Tras la Misa, feligreses de la Basílica de Ste. Anne llevaron en procesión una estatua de Santa Ana por toda la parroquia Most Holy Trinity, mientras el coro cantaba el Magníficat. Después de la procesión, los fieles rezaron a Santa Ana para pedir favores espirituales y recitaron el Pequeño Rosario de Santa Ana: tres misterios compuestos por un Padre Nuestro y cinco Avemarías cada uno, seguidos de peticiones a Jesús, nacido de María; a María, hija de Santa Ana; y a Santa Ana, abuela de Jesús.

Posteriormente a la Letanía de Santa Ana, los fieles tuvieron la oportunidad de venerar las reliquias de la patrona.

El arzobispo concluyó su homilía citando el pasaje completo del Evangelio según San Mateo, quizás uno de los más breves del año litúrgico.

El arzobispo señaló que todos los santos hombres y mujeres del Antiguo Testamento se cambiarían gustosos por los fieles de hoy para saber que el Mesías había nacido para redimir al mundo.

Varias personas se detienen a rezar ante una estatua de Santa Ana y la Virgen María después de la Misa en la Parroquia Most Holy Trinity en Detroit.
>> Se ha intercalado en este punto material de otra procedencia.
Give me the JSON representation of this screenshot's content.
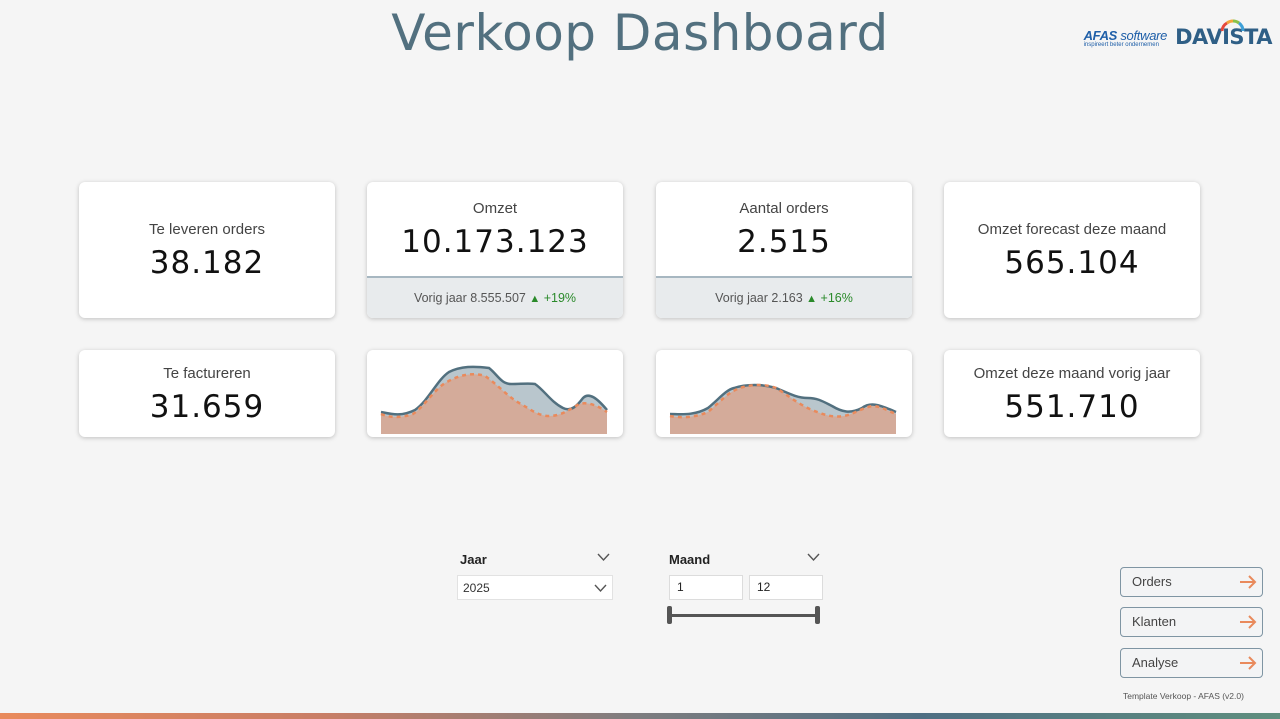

La devoción católica tradicional a Santa Ana consiste en pedir un cónyuge o rezar para que los hijos encuentren esposos buenos y santos.
Varias personas se detienen a rezar ante una estatua de Santa Ana y la Virgen María después de la Misa en la Parroquia Most Holy Trinity en Detroit. La devoción católica tradicional a Santa Ana consiste en pedir un cónyuge o rezar para que los hijos encuentren esposos buenos y santos.

«Él nació de María, perfectamente libre de pecado y perpetuamente virgen», dijo el Arzobispo Weisenburger. «Pero para que esta Madre de Dios fuera hecha perfecta para el propio Hijo de Dios, Dios preparó a María confiándola a Ana y Joaquín. Estos grandes santos recibieron a su hija, un gran don para ellos, con amor; la criaron con inmenso amor y nutrieron en ella un amor divino. En sus vidas se superaron grandes dificultades, se cumplieron promesas y fueron testigos de lo que la humanidad había anhelado ver desde el principio de los tiempos».

«Hermanos y hermanas, ésta es Santa Ana, la gran santa y patrona arraigada en el ADN católico de Detroit», añadió el Arzobispo Weisenburger. «Busquemos su ayuda ante cada uno de nuestros propios desafíos. Tengamos esperanza en las promesas inesperadas que se cumplieron en ella».